2. Record-breaking Political Finance
What does corporate dough buy? Newspapers and elections and presidents, oh my!
Thomas
Ferguson of the University of Massachusetts, Boston and the Institute
for New Economic Thinking suggested that next year’s very biggest
stories could well be about corporate money influencing politics. He
told AlterNet he saw a real possibility that a serious third party
candidate for president might emerge; if one does, it will be bankrolled
from the right while promoted in public as representing the political
“center.” And it will also be designed to give corporate America many of
the policies it has long sought, such a trimming Social Security and
eviscerating the social safety net. "People are going to be astonished
at how lethal the combination of secret money and corporate mass media
will be to the public’s interest," said Ferguson.
Ferguson
was confident that the 2012 elections would break all records for
political finance, but he did add a sobering qualification.

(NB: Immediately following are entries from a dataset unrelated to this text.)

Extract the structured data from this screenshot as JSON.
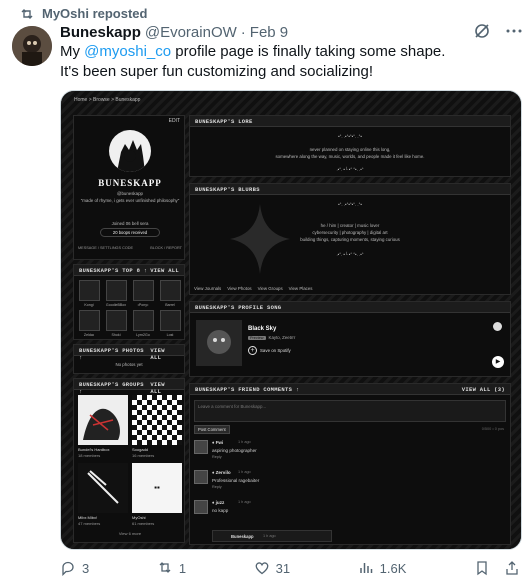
{
  "repost": {
    "text": "MyOshi reposted"
  },
  "tweet": {
    "display_name": "Buneskapp",
    "handle": "@EvorainOW",
    "date": "Feb 9",
    "text_pre": "My ",
    "mention": "@myoshi_co",
    "text_post": " profile page is finally taking some shape.",
    "text_line2": "It's been super fun customizing and socializing!"
  },
  "screenshot": {
    "breadcrumb": "Home > Browse > Buneskapp",
    "profile": {
      "edit_label": "EDIT",
      "name": "BUNESKAPP",
      "handle": "@buneskapp",
      "tagline": "\"made of rhyme, i gets ever unfinished philosophy\"",
      "joined": "Joined 06 bell sera",
      "badge": "20 boops received",
      "footer_left": "MESSAGE / SETTLINGS CODE",
      "footer_right": "BLOCK / REPORT"
    },
    "lore": {
      "title": "BUNESKAPP'S LORE",
      "line1": "never planned on staying online this long,",
      "line2": "somewhere along the way, music, worlds, and people made it feel like home.",
      "deco_top": "•°. .•°•°•°. .°•",
      "deco_bottom": ".•°. •╰ •° °•. .•°"
    },
    "blurbs": {
      "title": "BUNESKAPP'S BLURBS",
      "line1": "he / him | creator | music lover",
      "line2": "cybersecurity | photography | digital art",
      "line3": "building things, capturing moments, staying curious",
      "deco_top": "•°. .•°•°•°. .°•",
      "deco_bottom": ".•°. •╰ •° °•. .•°",
      "links": [
        "View Journals",
        "View Photos",
        "View Groups",
        "View Places"
      ]
    },
    "top8": {
      "title": "BUNESKAPP'S TOP 8 ↑",
      "view_all": "VIEW ALL",
      "names": [
        "Kongi",
        "GoodieBBox",
        "•Pony•",
        "Barrel",
        "Zelda•",
        "Shoki",
        "Lyrn2Go",
        "Lost"
      ]
    },
    "photos": {
      "title": "BUNESKAPP'S PHOTOS ↑",
      "view_all": "VIEW ALL",
      "empty": "No photos yet"
    },
    "groups": {
      "title": "BUNESKAPP'S GROUPS ↑",
      "view_all": "VIEW ALL",
      "items": [
        {
          "name": "Bundel's Hardbox",
          "members": "18 members"
        },
        {
          "name": "Soogadd",
          "members": "16 members"
        },
        {
          "name": "Mlbx Mlbx!",
          "members": "47 members"
        },
        {
          "name": "MyOshi",
          "members": "61 members"
        }
      ],
      "more": "View 6 more"
    },
    "song": {
      "title": "BUNESKAPP'S PROFILE SONG",
      "track": "Black Sky",
      "preview_label": "Preview",
      "artist": "Kayto, Zeetrrr",
      "save_label": "Save on Spotify",
      "play_label": "▶"
    },
    "comments": {
      "title": "BUNESKAPP'S FRIEND COMMENTS ↑",
      "view_all": "VIEW ALL (3)",
      "placeholder": "Leave a comment for Buneskapp...",
      "post_label": "Post Comment",
      "counter": "0/500 • 0 pos",
      "items": [
        {
          "user": "♦ Fwi",
          "time": "1 h ago",
          "text": "aspiring photographer",
          "reply": "Reply"
        },
        {
          "user": "♦ Zervilo",
          "time": "1 h ago",
          "text": "Professional ragebaiter",
          "reply": "Reply"
        },
        {
          "user": "♦ juzz",
          "time": "1 h ago",
          "text": "no kapp",
          "reply": ""
        }
      ],
      "sub_reply_user": "Buneskapp",
      "sub_reply_time": "1 h ago"
    }
  },
  "actions": {
    "replies": "3",
    "reposts": "1",
    "likes": "31",
    "views": "1.6K"
  }
}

He thought
there was an outside chance that the world economic slowdown would
provoke really serious unrest in China or Europe on a scale that would
put American developments in the shade.
3. Executive Pay Explosion
Since
the Great Recession of 2008-2009, the prime beneficiaries of the
sluggish recovery have been…you guessed it!....top corporate executives.

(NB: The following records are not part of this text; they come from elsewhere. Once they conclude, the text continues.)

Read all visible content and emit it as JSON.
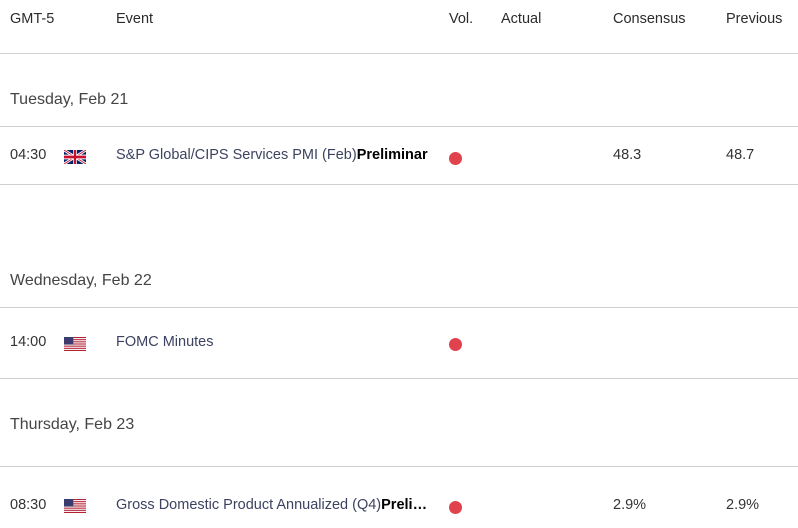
{
  "header": {
    "timezone": "GMT-5",
    "event": "Event",
    "vol": "Vol.",
    "actual": "Actual",
    "consensus": "Consensus",
    "previous": "Previous"
  },
  "colors": {
    "high_volatility": "#e0434d",
    "event_text": "#3d4260"
  },
  "days": [
    {
      "label": "Tuesday, Feb 21",
      "events": [
        {
          "time": "04:30",
          "country_icon": "uk-flag-icon",
          "title": "S&P Global/CIPS Services PMI (Feb)",
          "suffix": "Preliminar",
          "volatility": "high",
          "actual": "",
          "consensus": "48.3",
          "previous": "48.7"
        }
      ]
    },
    {
      "label": "Wednesday, Feb 22",
      "events": [
        {
          "time": "14:00",
          "country_icon": "us-flag-icon",
          "title": "FOMC Minutes",
          "suffix": "",
          "volatility": "high",
          "actual": "",
          "consensus": "",
          "previous": ""
        }
      ]
    },
    {
      "label": "Thursday, Feb 23",
      "events": [
        {
          "time": "08:30",
          "country_icon": "us-flag-icon",
          "title": "Gross Domestic Product Annualized (Q4)",
          "suffix": "Preli…",
          "volatility": "high",
          "actual": "",
          "consensus": "2.9%",
          "previous": "2.9%"
        }
      ]
    }
  ]
}
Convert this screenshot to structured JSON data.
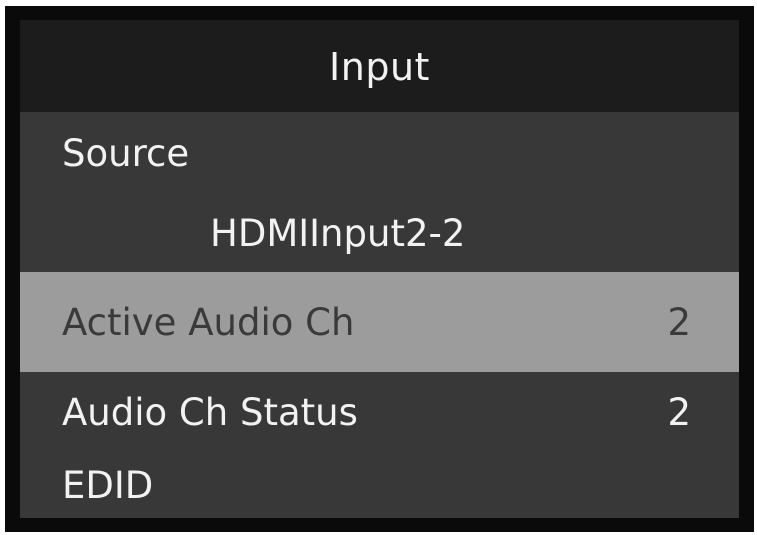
{
  "menu": {
    "title": "Input",
    "items": [
      {
        "label": "Source",
        "value": ""
      },
      {
        "label": "Active Audio Ch",
        "value": "2",
        "selected": true
      },
      {
        "label": "Audio Ch Status",
        "value": "2"
      },
      {
        "label": "EDID",
        "value": ""
      }
    ],
    "source_value": "HDMIInput2-2"
  },
  "colors": {
    "frame": "#0a0a0a",
    "title_bar": "#1c1c1c",
    "menu_bg": "#383838",
    "highlight": "#9c9c9c",
    "text": "#f2f2f2",
    "highlight_text": "#3a3a3a"
  }
}
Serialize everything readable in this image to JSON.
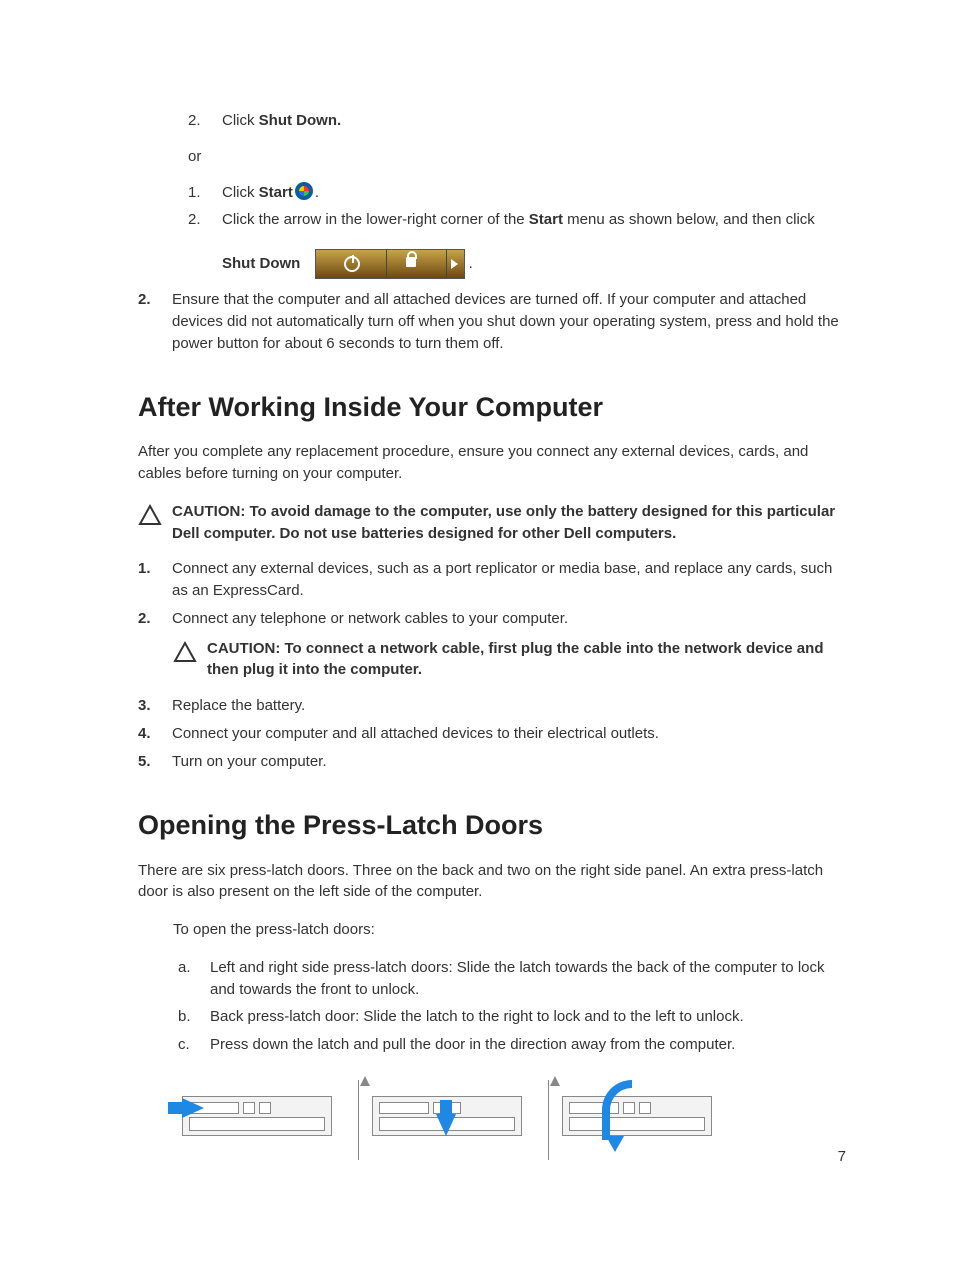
{
  "top": {
    "step2": {
      "num": "2.",
      "pre": "Click ",
      "bold": "Shut Down."
    },
    "or": "or",
    "alt1": {
      "num": "1.",
      "pre": "Click ",
      "bold": "Start",
      "post": "."
    },
    "alt2": {
      "num": "2.",
      "pre": "Click the arrow in the lower-right corner of the ",
      "bold": "Start",
      "post": " menu as shown below, and then click"
    },
    "alt2b_bold": "Shut Down",
    "alt2b_post": " ."
  },
  "outer2": {
    "num": "2.",
    "text": "Ensure that the computer and all attached devices are turned off. If your computer and attached devices did not automatically turn off when you shut down your operating system, press and hold the power button for about 6 seconds to turn them off."
  },
  "h1": "After Working Inside Your Computer",
  "p1": "After you complete any replacement procedure, ensure you connect any external devices, cards, and cables before turning on your computer.",
  "caution1": "CAUTION: To avoid damage to the computer, use only the battery designed for this particular Dell computer. Do not use batteries designed for other Dell computers.",
  "after_steps": {
    "s1": {
      "num": "1.",
      "text": "Connect any external devices, such as a port replicator or media base, and replace any cards, such as an ExpressCard."
    },
    "s2": {
      "num": "2.",
      "text": "Connect any telephone or network cables to your computer."
    },
    "caution2": "CAUTION: To connect a network cable, first plug the cable into the network device and then plug it into the computer.",
    "s3": {
      "num": "3.",
      "text": "Replace the battery."
    },
    "s4": {
      "num": "4.",
      "text": "Connect your computer and all attached devices to their electrical outlets."
    },
    "s5": {
      "num": "5.",
      "text": "Turn on your computer."
    }
  },
  "h2": "Opening the Press-Latch Doors",
  "p2": "There are six press-latch doors. Three on the back and two on the right side panel. An extra press-latch door is also present on the left side of the computer.",
  "p3": "To open the press-latch doors:",
  "letters": {
    "a": {
      "m": "a.",
      "t": "Left and right side press-latch doors: Slide the latch towards the back of the computer to lock and towards the front to unlock."
    },
    "b": {
      "m": "b.",
      "t": "Back press-latch door: Slide the latch to the right to lock and to the left to unlock."
    },
    "c": {
      "m": "c.",
      "t": "Press down the latch and pull the door in the direction away from the computer."
    }
  },
  "page_number": "7"
}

And it looks like the good times will keep rolling – for them. William
Lazonick, professor of economics at the University of Massachusetts,
Lowell, predicts an escalation of the harmful practice of corporate
stock buybacks, which produces the explosion in executive pay.
As
Lazonick explained to AlterNet, corporate honchos have enjoyed a
windfall as they have cashed in their stock options in a generally
rising stock market. This kind of thing does absolutely zilch for the
economy. But here’s what it does do: spending on buybacks makes
executives rich and results in manipulative boosts to stock prices in
the short-term at the cost of investments in innovation and job
creation. “Look for buybacks to continue to increase in 2012, perhaps
surpassing the record $600 billion done by S&P 500 companies in
2007,” predicted Lazonick.
What
to do? Maybe it’s time for Congress to confront the reality of that
predatory monster, the financialized business corporation. Lazonick
suggests that a ban on buybacks (which is already in the purview of the
Securities Exchange Act) would be a good start. Unfortunately this idea
is at odds with prediction #2.
4. Pathological Corporate Leadership
Jamie
Dimon never seems to seize an opportunity to keep his mouth shut. JP
Morgan's CEO, who happens to be the highest-paid chief executive officer
among the six biggest U.S. banks, has consequently regaled us with his
worldview, in which bank regulations are “anti-American”

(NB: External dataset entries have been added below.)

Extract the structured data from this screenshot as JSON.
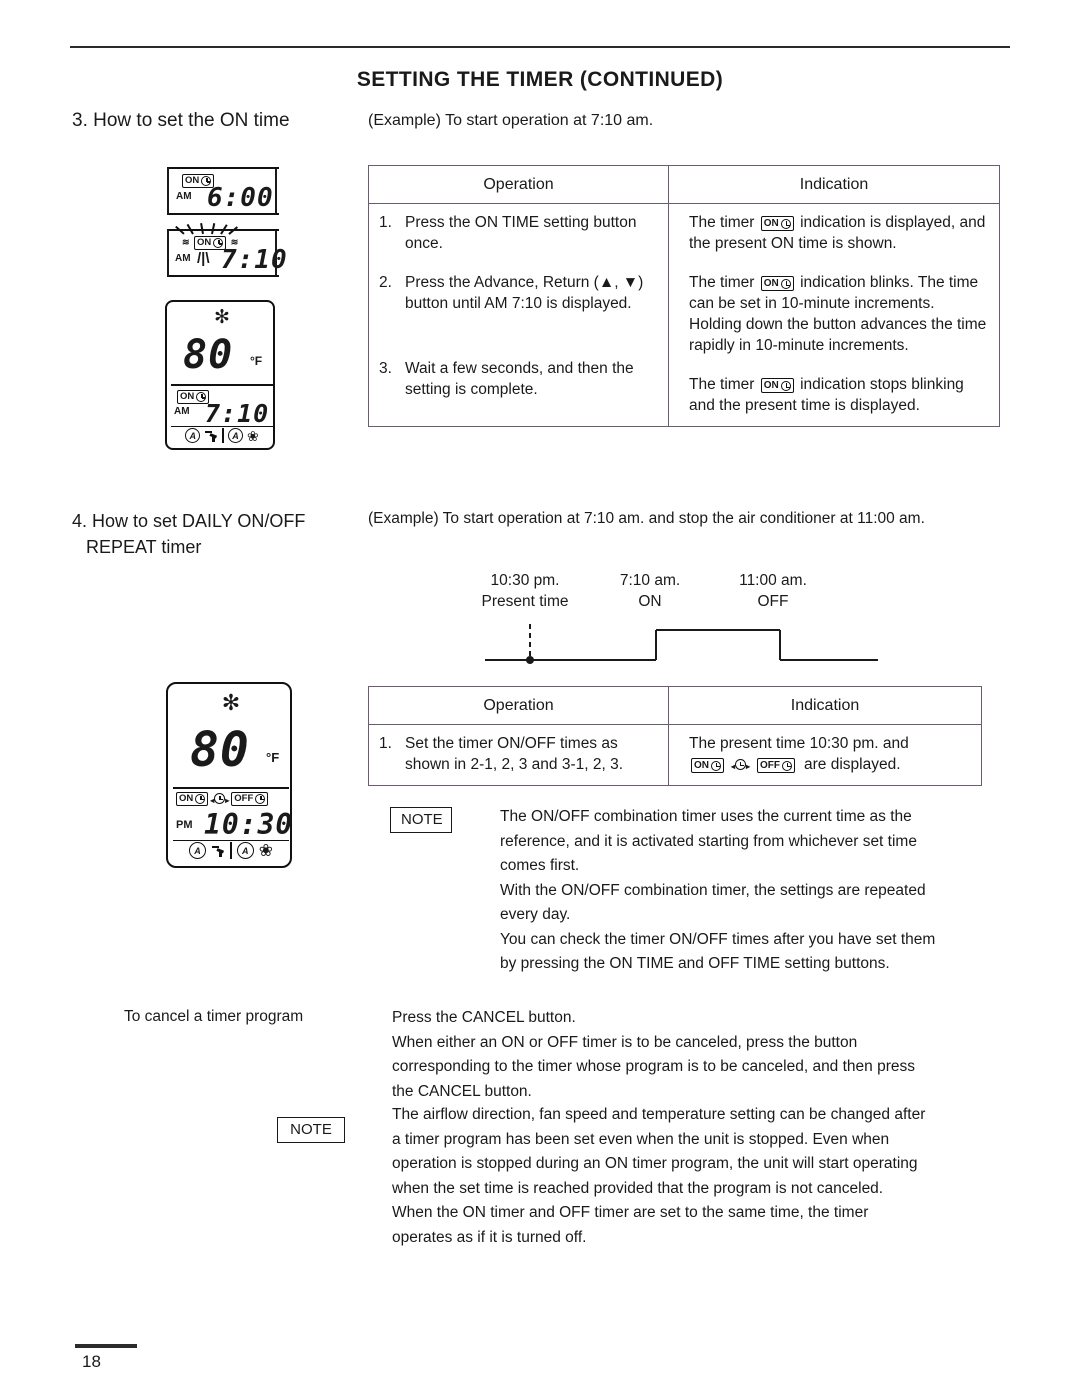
{
  "header": {
    "title": "SETTING THE TIMER (CONTINUED)"
  },
  "section3": {
    "heading": "3. How to set the ON time",
    "example": "(Example) To start operation at 7:10 am.",
    "lcds": [
      {
        "name": "lcd-on-time-6-00",
        "ampm": "AM",
        "badge": "ON",
        "time": "6:00",
        "blinking": "false"
      },
      {
        "name": "lcd-on-time-7-10-blinking",
        "ampm": "AM",
        "badge": "ON",
        "time": "7:10",
        "blinking": "true"
      },
      {
        "name": "lcd-full-display-on-timer",
        "mode_icon": "snowflake",
        "temperature": "80",
        "unit": "°F",
        "ampm": "AM",
        "badge": "ON",
        "time": "7:10",
        "bottom_icons": [
          "auto-swing",
          "airflow-vane",
          "auto-fan",
          "fan"
        ]
      }
    ],
    "table": {
      "columns": [
        "Operation",
        "Indication"
      ],
      "rows": [
        {
          "num": "1.",
          "operation": "Press the ON TIME setting button once.",
          "indication_pre": "The timer",
          "indication_badge": "ON",
          "indication_post": "indication is displayed, and the present ON time is shown."
        },
        {
          "num": "2.",
          "operation": "Press the Advance, Return (▲, ▼) button until AM 7:10 is displayed.",
          "indication_pre": "The timer",
          "indication_badge": "ON",
          "indication_post": "indication blinks. The time can be set in 10-minute increments. Holding down the button advances the time rapidly in 10-minute increments."
        },
        {
          "num": "3.",
          "operation": "Wait a few seconds, and then the setting is complete.",
          "indication_pre": "The timer",
          "indication_badge": "ON",
          "indication_post": "indication stops blinking and the present time is displayed."
        }
      ]
    }
  },
  "section4": {
    "heading_line1": "4. How to set DAILY ON/OFF",
    "heading_line2": "REPEAT timer",
    "example": "(Example) To start operation at 7:10 am. and stop the air conditioner at 11:00 am.",
    "timing_diagram": {
      "present_time_label": "10:30 pm.",
      "present_time_sub": "Present time",
      "on_time_label": "7:10 am.",
      "on_sub": "ON",
      "off_time_label": "11:00 am.",
      "off_sub": "OFF"
    },
    "lcd": {
      "name": "lcd-full-display-daily-repeat",
      "mode_icon": "snowflake",
      "temperature": "80",
      "unit": "°F",
      "badges": [
        "ON",
        "REPEAT",
        "OFF"
      ],
      "ampm": "PM",
      "time": "10:30",
      "bottom_icons": [
        "auto-swing",
        "airflow-vane",
        "auto-fan",
        "fan"
      ]
    },
    "table": {
      "columns": [
        "Operation",
        "Indication"
      ],
      "rows": [
        {
          "num": "1.",
          "operation": "Set the timer ON/OFF times as shown in 2-1, 2, 3 and 3-1, 2, 3.",
          "indication_pre": "The present time 10:30 pm. and",
          "indication_post": "are displayed."
        }
      ]
    },
    "note1": {
      "label": "NOTE",
      "lines": [
        "The ON/OFF combination timer uses the current time as the",
        "reference, and it is activated starting from whichever set time",
        "comes first.",
        "With the ON/OFF combination timer, the settings are repeated",
        "every day.",
        "You can check the timer ON/OFF times after you have set them",
        "by pressing the ON TIME and OFF TIME setting buttons."
      ]
    }
  },
  "cancel": {
    "label": "To cancel a timer program",
    "lines": [
      "Press the CANCEL button.",
      "When either an ON or OFF timer is to be canceled, press the button",
      "corresponding to the timer whose program is to be canceled, and then press",
      "the CANCEL button."
    ]
  },
  "note2": {
    "label": "NOTE",
    "lines": [
      "The airflow direction, fan speed and temperature setting can be changed after",
      "a timer program has been set even when the unit is stopped. Even when",
      "operation is stopped during an ON timer program, the unit will start operating",
      "when the set time is reached provided that the program is not canceled.",
      "When the ON timer and OFF timer are set to the same time, the timer",
      "operates as if it is turned off."
    ]
  },
  "footer": {
    "page_number": "18"
  },
  "icons": {
    "snowflake": "✻",
    "fan": "❀",
    "triangle_up": "▲",
    "triangle_down": "▼",
    "arrow_left": "◂",
    "arrow_right": "▸"
  },
  "colors": {
    "ink": "#1a1a1a",
    "rule": "#2b2b2b",
    "table_border": "#6b5b72",
    "paper": "#ffffff"
  }
}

and ordinary folks have no right to be mad at rich people. He has
become the poster-boy for Wall Street greed and has earned the especial ire of the Occupy movement, which recently marched to his digs on Park Avenue to offer to help him pack his bags and go wreak havoc somewhere else. In his universe,
defrauding investors, spreading lies to manipulate markets, and
foreclosing on military families are all part of a good day’s work.
Dimon
is a particularly nasty customer, but he is part of a new breed of
sociopathic financiers. And his kind of distorted ‘vision’ has harmed
the country’s prospects and created a gap in America between the richest and the poorest that puts us in close range of Rwanda and Serbia.
When
those at the top of the corporate pyramid are this tone-deaf and
lacking in any sense of public responsibility, we are in treacherous
waters.
“The biggest danger to
America is that the people in the financial sector and corporate
leadership convey no awareness of what is needed to create a coherent
and prosperous society,” economist Rob Johnson, head of the Institute
for New Economic Thinking, told AlterNet. “Leadership is not simply
about how much money one makes.”
Many
dollars. Very little sense. Ultimately, hoarding everything at the top
is not sustainable, and bankers like Dimon will end up destroying the
very society that makes their enormous wealth possible. If we let them.